Building Products with AI Agents

March 7, 2026
TL;DR: Using an old, abandoned idea, I tried to understand how Spec-Driven Development (SDD) allows to bypass the limitations that typically prevent ideas from being realized when operating at small scale. I have seen firsthand how AI makes it possible to shift focus from code to functional reasoning.
A few years ago, my co-founder and I identified a significant product opportunity. We went as far as evaluating the purchase of a competing product to bridge the gap, but the deal didn't materialize. Ultimately, we shelved the idea because we lacked time and budget required to move from a validated concept to a functional MVP. Recently, I decided to use parts of that concept as a greenfield sandbox. My goal was to experiment with a modern development workflow in a known environment to see if current AI tools could remove the resource constraints that originally made the project unfeasible.
My initial use of AI tools was tactical—refactoring legacy code or hunting bugs. While helpful, this didn't fundamentally change the product development lifecycle. A breakthrough came when I shifted the focus from code generation to requirement clarification. I found that AI is a great tool for reasoning about what a software needs to do and how, at the feature level. Instead of prematurely worrying about how to make the code, the AI helps provide structure to nebulous ideas through iterative Q&A sessions. This allows for a top-down refinement process where complex domain logic is organized before any technical work begins, keeping the focus on clarifying the what before deciding the how.
To perform this experiment, I used a two-stage process: first, the product specification, then implementation using spec-kit (extended with prototyping if necessary). Before touching any tools, I started creating a product specification. This is a comprehensive Markdown document (distinct from any technical files) that defines the high-level vision and domain logic. Throughout the lifecycle, I constantly align this document with the evolving project. Once the product specification is established, I leveraged GitHub’s spec-kit to adopt a formal Spec-Driven Development (SDD) approach to develop features incrementally and iteratively. This is a workflow that starts with a constitution step followed by multiple iterations of sequential steps: single feature specification, definition of the implementation plan, generation of a list of ordered tasks, and execution of the list of tasks. There are other steps available to help clarify edge cases in the spec or to analyze the consistency of the documents created during the iterations.
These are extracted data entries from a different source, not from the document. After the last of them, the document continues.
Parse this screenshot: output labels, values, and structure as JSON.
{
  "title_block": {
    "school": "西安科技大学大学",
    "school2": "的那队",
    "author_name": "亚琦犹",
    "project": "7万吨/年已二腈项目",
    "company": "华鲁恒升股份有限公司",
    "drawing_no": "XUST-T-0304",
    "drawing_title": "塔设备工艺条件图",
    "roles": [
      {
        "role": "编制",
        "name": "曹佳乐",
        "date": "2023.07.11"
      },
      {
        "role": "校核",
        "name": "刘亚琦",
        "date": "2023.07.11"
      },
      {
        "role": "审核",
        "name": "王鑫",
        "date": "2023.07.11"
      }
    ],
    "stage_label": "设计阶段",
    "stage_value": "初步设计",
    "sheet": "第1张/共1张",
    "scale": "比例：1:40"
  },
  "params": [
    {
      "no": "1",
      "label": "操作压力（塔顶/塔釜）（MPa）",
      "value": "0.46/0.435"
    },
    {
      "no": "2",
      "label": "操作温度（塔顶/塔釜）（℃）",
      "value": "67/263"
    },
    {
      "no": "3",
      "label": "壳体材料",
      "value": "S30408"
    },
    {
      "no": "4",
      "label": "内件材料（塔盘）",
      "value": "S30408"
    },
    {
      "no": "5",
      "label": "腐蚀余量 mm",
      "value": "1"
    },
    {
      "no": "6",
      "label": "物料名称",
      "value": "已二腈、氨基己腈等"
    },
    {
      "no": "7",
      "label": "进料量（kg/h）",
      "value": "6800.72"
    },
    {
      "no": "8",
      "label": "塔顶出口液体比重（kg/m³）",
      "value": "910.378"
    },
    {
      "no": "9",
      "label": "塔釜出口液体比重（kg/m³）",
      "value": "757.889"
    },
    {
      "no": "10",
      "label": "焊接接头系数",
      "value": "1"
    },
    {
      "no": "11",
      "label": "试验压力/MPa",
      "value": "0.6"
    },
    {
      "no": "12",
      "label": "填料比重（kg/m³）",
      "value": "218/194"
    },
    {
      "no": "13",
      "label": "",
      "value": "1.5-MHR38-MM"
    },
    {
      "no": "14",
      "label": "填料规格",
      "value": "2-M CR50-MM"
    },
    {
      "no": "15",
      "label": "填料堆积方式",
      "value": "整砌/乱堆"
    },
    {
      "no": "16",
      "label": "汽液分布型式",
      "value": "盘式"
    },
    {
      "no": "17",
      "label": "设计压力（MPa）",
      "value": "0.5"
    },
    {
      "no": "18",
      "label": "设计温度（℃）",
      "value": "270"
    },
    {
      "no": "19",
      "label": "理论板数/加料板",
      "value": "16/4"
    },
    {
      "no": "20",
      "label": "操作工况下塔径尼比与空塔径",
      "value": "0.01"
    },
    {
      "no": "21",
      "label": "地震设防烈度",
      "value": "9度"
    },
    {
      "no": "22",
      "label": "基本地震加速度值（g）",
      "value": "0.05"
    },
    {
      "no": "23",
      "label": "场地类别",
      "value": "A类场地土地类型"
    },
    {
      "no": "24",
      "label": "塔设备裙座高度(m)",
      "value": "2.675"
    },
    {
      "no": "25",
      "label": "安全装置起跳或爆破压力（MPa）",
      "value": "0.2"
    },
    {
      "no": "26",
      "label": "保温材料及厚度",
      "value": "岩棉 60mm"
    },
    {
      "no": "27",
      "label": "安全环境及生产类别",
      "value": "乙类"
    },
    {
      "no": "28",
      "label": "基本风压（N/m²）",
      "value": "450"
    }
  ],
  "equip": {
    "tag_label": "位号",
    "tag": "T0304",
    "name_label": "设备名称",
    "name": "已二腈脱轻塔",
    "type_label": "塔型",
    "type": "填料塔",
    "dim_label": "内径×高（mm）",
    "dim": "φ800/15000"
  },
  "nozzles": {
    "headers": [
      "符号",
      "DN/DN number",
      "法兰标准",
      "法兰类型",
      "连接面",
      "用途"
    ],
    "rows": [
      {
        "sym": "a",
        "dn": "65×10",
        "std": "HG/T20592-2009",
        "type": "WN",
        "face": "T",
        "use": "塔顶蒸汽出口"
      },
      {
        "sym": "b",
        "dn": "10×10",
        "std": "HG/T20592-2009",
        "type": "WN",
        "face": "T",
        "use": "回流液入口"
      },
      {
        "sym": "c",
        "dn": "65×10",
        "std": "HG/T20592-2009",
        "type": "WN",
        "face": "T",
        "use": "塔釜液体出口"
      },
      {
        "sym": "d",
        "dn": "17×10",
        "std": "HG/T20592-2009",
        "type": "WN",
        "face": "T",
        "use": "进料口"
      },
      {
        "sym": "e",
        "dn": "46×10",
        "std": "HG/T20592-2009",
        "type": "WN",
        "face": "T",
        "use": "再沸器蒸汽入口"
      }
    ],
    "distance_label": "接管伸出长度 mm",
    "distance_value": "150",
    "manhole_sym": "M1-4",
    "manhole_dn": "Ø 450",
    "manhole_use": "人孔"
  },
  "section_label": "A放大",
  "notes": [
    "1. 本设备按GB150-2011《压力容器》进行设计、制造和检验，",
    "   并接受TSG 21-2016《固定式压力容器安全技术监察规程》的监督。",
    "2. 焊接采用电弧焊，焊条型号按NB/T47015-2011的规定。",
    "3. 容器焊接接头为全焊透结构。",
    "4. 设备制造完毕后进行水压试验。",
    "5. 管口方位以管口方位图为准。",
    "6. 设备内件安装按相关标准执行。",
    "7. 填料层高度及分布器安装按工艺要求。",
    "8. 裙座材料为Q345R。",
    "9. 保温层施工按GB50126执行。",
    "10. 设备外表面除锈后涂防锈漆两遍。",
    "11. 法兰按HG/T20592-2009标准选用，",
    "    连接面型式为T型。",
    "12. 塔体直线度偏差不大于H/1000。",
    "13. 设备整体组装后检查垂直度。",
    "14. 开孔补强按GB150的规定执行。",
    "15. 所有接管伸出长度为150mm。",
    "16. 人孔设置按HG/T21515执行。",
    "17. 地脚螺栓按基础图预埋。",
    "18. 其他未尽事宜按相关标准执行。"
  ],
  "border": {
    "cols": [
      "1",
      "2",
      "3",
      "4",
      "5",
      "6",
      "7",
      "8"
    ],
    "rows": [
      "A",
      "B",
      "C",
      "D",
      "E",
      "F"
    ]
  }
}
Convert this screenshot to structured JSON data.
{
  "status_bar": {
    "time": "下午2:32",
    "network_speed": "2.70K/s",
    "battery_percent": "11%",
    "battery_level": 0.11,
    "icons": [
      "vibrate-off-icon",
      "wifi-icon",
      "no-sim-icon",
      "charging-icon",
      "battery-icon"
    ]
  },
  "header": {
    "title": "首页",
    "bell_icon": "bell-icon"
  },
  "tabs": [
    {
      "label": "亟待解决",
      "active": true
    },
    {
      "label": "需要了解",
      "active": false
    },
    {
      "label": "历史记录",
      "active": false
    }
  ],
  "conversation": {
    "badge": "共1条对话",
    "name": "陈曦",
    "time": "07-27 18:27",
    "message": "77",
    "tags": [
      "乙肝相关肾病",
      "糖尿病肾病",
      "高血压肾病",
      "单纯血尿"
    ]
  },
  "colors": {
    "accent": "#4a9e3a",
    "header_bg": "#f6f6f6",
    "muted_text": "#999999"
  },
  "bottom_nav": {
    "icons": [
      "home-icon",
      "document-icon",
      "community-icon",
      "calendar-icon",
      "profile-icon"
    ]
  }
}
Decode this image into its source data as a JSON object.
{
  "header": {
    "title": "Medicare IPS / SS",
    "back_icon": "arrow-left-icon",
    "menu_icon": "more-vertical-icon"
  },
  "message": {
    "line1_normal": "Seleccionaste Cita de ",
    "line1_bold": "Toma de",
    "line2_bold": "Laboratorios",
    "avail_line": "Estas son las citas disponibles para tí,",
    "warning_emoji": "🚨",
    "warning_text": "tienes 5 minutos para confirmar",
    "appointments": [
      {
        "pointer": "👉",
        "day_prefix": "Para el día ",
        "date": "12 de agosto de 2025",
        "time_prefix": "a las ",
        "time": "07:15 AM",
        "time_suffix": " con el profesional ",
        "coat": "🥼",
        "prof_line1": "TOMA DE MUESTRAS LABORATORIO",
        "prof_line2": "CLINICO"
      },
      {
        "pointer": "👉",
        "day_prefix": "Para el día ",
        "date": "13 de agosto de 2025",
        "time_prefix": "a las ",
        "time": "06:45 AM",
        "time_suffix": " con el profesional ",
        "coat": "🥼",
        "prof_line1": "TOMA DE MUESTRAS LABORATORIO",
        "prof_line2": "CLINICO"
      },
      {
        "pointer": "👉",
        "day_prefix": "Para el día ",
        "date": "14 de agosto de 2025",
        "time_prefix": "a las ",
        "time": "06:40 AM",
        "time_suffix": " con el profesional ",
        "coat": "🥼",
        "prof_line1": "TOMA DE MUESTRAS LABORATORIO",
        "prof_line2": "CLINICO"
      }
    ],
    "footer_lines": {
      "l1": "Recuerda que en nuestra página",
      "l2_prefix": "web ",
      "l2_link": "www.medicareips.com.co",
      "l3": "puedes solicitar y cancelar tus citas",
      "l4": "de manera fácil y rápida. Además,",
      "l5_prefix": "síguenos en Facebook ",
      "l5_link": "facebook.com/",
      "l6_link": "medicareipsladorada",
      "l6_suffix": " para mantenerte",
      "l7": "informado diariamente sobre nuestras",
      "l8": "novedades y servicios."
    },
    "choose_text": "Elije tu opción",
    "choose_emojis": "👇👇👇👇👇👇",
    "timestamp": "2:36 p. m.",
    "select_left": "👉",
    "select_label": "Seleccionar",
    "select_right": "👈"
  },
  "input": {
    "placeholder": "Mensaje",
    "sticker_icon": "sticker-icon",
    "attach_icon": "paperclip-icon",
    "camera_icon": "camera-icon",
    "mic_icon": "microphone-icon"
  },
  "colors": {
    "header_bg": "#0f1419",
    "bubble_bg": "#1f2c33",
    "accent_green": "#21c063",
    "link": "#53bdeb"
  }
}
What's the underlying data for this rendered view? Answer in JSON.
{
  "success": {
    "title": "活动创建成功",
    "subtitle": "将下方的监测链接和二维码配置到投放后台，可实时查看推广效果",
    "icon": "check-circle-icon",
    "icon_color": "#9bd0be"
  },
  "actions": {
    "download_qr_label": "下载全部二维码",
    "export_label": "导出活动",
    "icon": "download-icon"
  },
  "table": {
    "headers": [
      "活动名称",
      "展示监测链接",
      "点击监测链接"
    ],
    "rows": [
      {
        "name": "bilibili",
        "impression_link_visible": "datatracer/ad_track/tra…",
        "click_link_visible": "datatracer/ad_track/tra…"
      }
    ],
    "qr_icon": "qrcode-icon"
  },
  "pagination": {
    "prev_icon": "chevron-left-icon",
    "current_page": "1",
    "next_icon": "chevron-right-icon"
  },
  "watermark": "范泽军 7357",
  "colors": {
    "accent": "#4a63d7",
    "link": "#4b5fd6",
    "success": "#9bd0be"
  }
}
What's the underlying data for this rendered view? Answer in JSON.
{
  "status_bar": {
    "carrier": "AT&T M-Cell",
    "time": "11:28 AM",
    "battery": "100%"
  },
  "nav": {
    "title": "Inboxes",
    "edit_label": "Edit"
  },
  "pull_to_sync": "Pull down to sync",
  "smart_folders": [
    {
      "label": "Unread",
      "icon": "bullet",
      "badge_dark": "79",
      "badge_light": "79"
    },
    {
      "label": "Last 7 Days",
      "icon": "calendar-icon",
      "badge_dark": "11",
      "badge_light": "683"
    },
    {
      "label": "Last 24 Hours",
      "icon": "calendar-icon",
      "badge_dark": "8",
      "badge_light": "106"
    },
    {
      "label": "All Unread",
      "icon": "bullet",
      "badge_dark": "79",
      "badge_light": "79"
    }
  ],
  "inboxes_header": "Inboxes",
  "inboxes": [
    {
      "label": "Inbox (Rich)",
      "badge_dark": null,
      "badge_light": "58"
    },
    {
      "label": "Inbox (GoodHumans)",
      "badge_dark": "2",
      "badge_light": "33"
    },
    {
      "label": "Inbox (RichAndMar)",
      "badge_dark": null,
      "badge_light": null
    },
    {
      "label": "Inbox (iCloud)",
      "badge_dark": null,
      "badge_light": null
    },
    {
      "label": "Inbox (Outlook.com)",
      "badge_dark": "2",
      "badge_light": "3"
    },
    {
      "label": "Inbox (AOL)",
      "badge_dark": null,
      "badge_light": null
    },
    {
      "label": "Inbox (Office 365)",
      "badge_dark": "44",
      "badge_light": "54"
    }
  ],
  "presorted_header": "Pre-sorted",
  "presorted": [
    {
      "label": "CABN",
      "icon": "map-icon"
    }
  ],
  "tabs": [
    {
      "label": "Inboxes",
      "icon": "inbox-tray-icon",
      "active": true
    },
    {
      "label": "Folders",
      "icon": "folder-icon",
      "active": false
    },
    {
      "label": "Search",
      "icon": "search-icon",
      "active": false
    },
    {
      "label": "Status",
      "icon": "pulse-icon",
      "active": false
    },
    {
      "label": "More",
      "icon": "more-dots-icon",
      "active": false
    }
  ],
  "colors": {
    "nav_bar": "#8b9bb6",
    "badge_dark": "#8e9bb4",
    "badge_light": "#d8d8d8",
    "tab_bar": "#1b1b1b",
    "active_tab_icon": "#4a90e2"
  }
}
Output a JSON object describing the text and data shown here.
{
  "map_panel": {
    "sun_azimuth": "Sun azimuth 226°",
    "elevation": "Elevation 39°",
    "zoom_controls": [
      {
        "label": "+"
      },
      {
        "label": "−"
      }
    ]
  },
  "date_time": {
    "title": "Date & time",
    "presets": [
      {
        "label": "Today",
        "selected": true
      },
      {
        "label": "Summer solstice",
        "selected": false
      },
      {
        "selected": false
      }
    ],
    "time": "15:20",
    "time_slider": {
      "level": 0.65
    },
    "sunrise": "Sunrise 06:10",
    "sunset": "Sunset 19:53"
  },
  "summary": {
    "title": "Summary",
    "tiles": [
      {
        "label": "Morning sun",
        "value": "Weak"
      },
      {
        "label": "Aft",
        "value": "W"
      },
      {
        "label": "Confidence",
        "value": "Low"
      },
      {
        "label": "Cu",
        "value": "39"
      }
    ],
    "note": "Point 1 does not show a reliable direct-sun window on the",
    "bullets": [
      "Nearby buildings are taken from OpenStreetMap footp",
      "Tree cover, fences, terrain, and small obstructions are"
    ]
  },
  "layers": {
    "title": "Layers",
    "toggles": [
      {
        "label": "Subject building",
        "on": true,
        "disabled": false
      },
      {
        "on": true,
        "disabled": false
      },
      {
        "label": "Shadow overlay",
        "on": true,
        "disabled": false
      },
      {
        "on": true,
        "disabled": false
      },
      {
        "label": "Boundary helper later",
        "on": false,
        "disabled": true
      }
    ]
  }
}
In this process, the specification is the primary engine of progress. The process begins with a comprehensive Markdown document acting as the "Source of Truth". It forces problem-solving within the knowledge domain first, preventing premature technical choices. This spec provides the framing for every subsequent feature, ensuring coding task are always aligned with broader product goals. Once the specification is robust, coding becomes the final and most mechanical step. When an agent builds from a well-defined, human-steered spec, the output is significantly more precise.
While SDD provides a powerful structure, it hits strictly technological challenges where the best path isn't clear from a domain perspective alone. In these instances, SDD must be coupled with rapid prototyping to explore the solution space. AI serves as a "reinforced search engine" here, rapidly investigating alternatives and generating proof of concepts to validate implementation strategies. When a prototype reveals a new constraint, the product specification is updated to reflect that. This creates a feedback loop between the implementation and the specification, allowing corrective action to be taken in the case of inconsistencies.
This experiment reveals that AI agents are highly effective tools to integrate into existing project management workflows before the coding steps begin. The output of a spec-kit workflow bears a clear resemblance to a WBS (Work Breakdown Structure) produced by traditional project management. By using agents to help with work planning and task handling, we can minimize the number of people required during early stages and we can minimize the need for pure developers, allowing engineers to evolve into architects or management roles.
AI agents are most effective when supporting a technical lead with product management sensibilities. To truly unlock their value, the "human in the loop" must possess the domain expertise to guide the AI, the management skills to coordinate the various steps, and the architectural oversight to keep specifications and code in sync. When these skills are present, AI agents become a powerful force multiplier. They don't replace high-level thinking, they reward it. By treating coding as the final mechanical step, we can focus our energy where it matters most: on the product vision and the user's needs.